Not only has RuneScape kept going strong, but it’s done a fairly good job of both changing over time and providing players who preferred its older versions a sandbox to play in in the form of its old-school servers. Points for that. Jagex knows how to keep its fans happy… on this title, anyway. (Would-be fans of Transformers Universe are the opposite of happy.)
8. Anarchy Online
There was a time a little over 10 years ago when Anarchy Online was basically the punchline to any joke about horrible launches that no game could ever recover from. It’s still that punchline, even now, when it’s long since patched up those issues and outlasted several games that postdated it. You can argue that the game never got quite as big as it would have gotten had it not suffered through such awful launch troubles, but it managed to do all right for itself in the long run.
9. Lineage II
This entry inspires a bit of resentment that I realize is entirely unreasonable because Lineage II has passed the decade mark when City of Heroes never got the chance. And since both of them are tied to NCsoft, well, there’s my dose of silly bitterness that I am aware is based on absolutely nothing.
Seriously, I am certain that there was not some sort of face-off wherein executives were picking between the games when deciding who would live and who would die, but I can’t help but feel that an innovative and engrossing superhero MMO wins out pretty decisively next to a game that wants to be an open PvP game and then sort of backs off after the fact.

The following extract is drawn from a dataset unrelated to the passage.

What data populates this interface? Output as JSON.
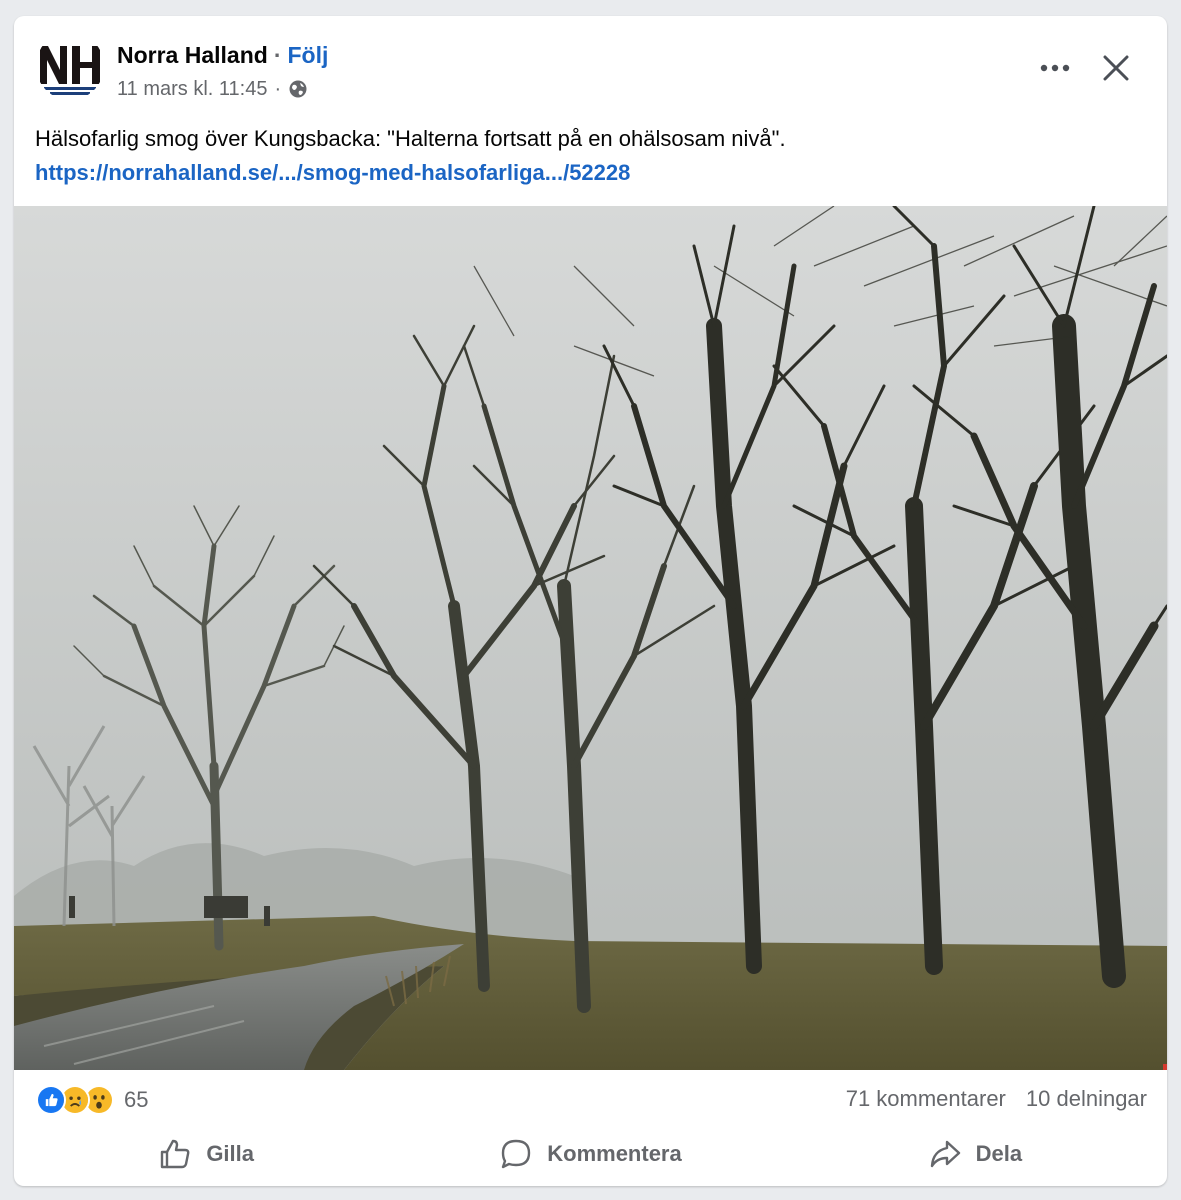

Not to mention that the game’s lore always struck me as kind of overwrought and complex for its own sake, and…
All right, all right, that’s enough bitterness. Also, the game did claim to remove its level cap altogether with the last patch, so that’s pretty cool.
10. Dark Age of Camelot
I sometimes feel as if Dark Age of Camelot gets overlooked for what it did. Sure, it’s getting on in years, but this is the game that really put the idea of factional conflicts on the map. Its use of three factions has basically gone unmirrored by the majority of games that offer some kind of factional PvP, and a lot of the central mechanics just sort of get… lost. Which is a real shame. What’s not a shame is that the game has passed the decade mark, and while the first attempt at a spiritual sequel with Warhammer Online didn’t pan out, Camelot Unchained seems to be doing all right for itself.
It’s not quite my cup of tea. But just like everything else on this list, it’s had a good run, and I hope it continues to have one.